Key Features of TheStandard.io: 1. 0% Interest Borrowing: TheStandard.io offers a unique 0% interest borrowing model, enabling users to borrow USDs stablecoins without incurring interest fees. This feature makes the protocol highly attractive to users looking for cost-efficient ways to access liquidity or leverage their crypto assets. The protocol's over-collateralization mechanism ensures system stability, with a minimum collateralization ratio of 110% required for borrowing, which is lower than many other DeFi platforms.

  1. Trustless Yield on Collateral: In addition to borrowing, users can earn yield on their locked collateral through V3 concentrated liquidity pools on decentralized exchanges (DEXs). This means that instead of having idle collateral, users can generate passive income by putting their assets to work while maintaining full control of their private keys. This trustless yield mechanism maximizes the utility of users' collateral, offering an additional incentive to keep vaults open.

  2. Dynamic NFTs for Vault Management: TheStandard.io introduces dynamic NFTs that represent users' Smart Vaults, including both the collateral and the debt positions. These NFTs can be transferred or sold in a single transaction, providing a new level of flexibility and liquidity in the DeFi space. Users can trade or transfer their locked collateral and associated debt without needing to close their vault, enhancing liquidity options and portfolio management strategies.

  3. Multi-Collateral Vaults and Tradeable Locked Collateral: Users have the ability to deposit a variety of assets into a single Smart Vault, creating a multi-collateral position. This diversification provides more flexibility and reduces risk exposure. Additionally, the protocol allows for the trading of locked collateral without repaying the borrowed USDs. Users can swap between different assets within their vaults, providing unparalleled flexibility in managing their positions in response to market changes.

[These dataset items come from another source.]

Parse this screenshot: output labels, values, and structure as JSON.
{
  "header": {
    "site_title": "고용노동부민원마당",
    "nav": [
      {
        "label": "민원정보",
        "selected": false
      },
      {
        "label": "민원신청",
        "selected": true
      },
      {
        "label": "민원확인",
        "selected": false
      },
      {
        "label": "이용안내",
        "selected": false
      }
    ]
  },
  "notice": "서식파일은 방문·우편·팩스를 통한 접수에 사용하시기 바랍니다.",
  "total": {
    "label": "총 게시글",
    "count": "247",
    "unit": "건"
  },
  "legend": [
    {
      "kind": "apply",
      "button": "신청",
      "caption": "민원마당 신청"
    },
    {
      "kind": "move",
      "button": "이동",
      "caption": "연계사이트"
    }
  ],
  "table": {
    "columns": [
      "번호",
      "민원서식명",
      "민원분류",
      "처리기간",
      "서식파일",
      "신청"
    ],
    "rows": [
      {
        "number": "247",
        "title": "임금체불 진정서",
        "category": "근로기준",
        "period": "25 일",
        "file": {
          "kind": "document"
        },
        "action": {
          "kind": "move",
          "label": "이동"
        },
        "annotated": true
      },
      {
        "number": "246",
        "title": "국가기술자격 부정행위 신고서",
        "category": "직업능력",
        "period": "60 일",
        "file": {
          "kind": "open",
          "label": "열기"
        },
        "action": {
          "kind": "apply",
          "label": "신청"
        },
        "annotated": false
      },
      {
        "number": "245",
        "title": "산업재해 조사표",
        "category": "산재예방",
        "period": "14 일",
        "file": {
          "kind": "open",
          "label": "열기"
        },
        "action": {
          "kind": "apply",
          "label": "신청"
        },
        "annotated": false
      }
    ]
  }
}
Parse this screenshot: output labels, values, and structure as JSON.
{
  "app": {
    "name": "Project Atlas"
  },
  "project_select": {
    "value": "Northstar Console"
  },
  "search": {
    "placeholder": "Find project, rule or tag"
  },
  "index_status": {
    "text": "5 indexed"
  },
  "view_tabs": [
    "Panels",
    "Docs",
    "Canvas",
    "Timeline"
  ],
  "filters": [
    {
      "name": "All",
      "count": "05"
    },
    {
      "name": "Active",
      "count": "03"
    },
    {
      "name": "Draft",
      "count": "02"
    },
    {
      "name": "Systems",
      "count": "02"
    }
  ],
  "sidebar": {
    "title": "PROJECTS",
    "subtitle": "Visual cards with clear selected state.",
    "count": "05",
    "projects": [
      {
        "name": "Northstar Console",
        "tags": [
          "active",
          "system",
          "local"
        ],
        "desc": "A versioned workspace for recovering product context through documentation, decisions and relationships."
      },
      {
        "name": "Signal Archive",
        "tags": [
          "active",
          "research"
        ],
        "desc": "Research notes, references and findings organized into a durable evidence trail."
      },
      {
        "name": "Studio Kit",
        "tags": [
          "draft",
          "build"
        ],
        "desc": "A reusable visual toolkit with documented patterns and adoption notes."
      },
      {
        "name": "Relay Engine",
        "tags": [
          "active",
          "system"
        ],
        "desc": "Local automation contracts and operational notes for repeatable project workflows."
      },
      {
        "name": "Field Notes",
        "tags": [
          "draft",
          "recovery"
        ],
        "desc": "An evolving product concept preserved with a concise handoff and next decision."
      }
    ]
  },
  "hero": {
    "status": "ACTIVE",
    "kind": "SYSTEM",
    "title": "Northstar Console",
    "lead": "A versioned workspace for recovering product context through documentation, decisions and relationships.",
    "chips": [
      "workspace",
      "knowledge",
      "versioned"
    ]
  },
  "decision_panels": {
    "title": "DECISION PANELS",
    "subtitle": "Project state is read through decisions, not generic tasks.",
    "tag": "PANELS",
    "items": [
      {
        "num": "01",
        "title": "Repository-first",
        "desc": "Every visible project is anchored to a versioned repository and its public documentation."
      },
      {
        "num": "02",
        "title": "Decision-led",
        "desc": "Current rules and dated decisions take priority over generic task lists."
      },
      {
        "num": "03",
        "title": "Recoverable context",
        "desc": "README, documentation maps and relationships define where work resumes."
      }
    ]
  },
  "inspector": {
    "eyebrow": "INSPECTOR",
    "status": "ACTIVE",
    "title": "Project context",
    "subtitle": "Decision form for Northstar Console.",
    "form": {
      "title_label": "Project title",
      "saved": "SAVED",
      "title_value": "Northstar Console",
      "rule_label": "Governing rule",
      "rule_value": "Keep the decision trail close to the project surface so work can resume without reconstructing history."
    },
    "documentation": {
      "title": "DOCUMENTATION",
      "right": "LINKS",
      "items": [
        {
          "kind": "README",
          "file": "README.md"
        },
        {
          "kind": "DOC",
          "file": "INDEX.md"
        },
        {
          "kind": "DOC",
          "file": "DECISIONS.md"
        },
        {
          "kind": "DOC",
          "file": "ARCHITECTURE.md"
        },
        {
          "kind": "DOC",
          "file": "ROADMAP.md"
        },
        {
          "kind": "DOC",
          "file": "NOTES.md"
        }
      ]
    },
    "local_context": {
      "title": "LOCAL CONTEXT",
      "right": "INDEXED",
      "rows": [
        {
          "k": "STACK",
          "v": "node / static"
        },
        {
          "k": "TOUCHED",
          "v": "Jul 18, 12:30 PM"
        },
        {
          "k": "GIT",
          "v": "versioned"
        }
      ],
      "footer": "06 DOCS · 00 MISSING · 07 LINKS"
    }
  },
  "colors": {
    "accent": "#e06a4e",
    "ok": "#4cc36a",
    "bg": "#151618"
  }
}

  4. Capital Efficiency and Stability Mechanisms: With a collateralization ratio starting at just 110%, TheStandard.io offers a more capital-efficient borrowing model than many other DeFi platforms. This allows users to borrow more against their assets while still ensuring the protocol’s overall security. To maintain the stability of its USDs stablecoin, TheStandard.io also employs a Global Borrowing Limit, which dynamically adjusts based on market liquidity, ensuring the peg stability of USDs and protecting the protocol during its early growth stages.

Conclusion: TheStandard.io is building a decentralized financial ecosystem that prioritizes user control, flexibility, and efficiency. With its 0% interest borrowing, trustless yield generation, dynamic NFT integration, and innovative collateral management, the protocol offers a revolutionary way to interact with decentralized finance. By unlocking the full potential of their assets, users can generate yields, access liquidity, and manage their portfolios in a secure and decentralized manner. USDs stablecoin plays a central role in this ecosystem, providing a reliable and efficient medium for decentralized borrowing and liquidity management.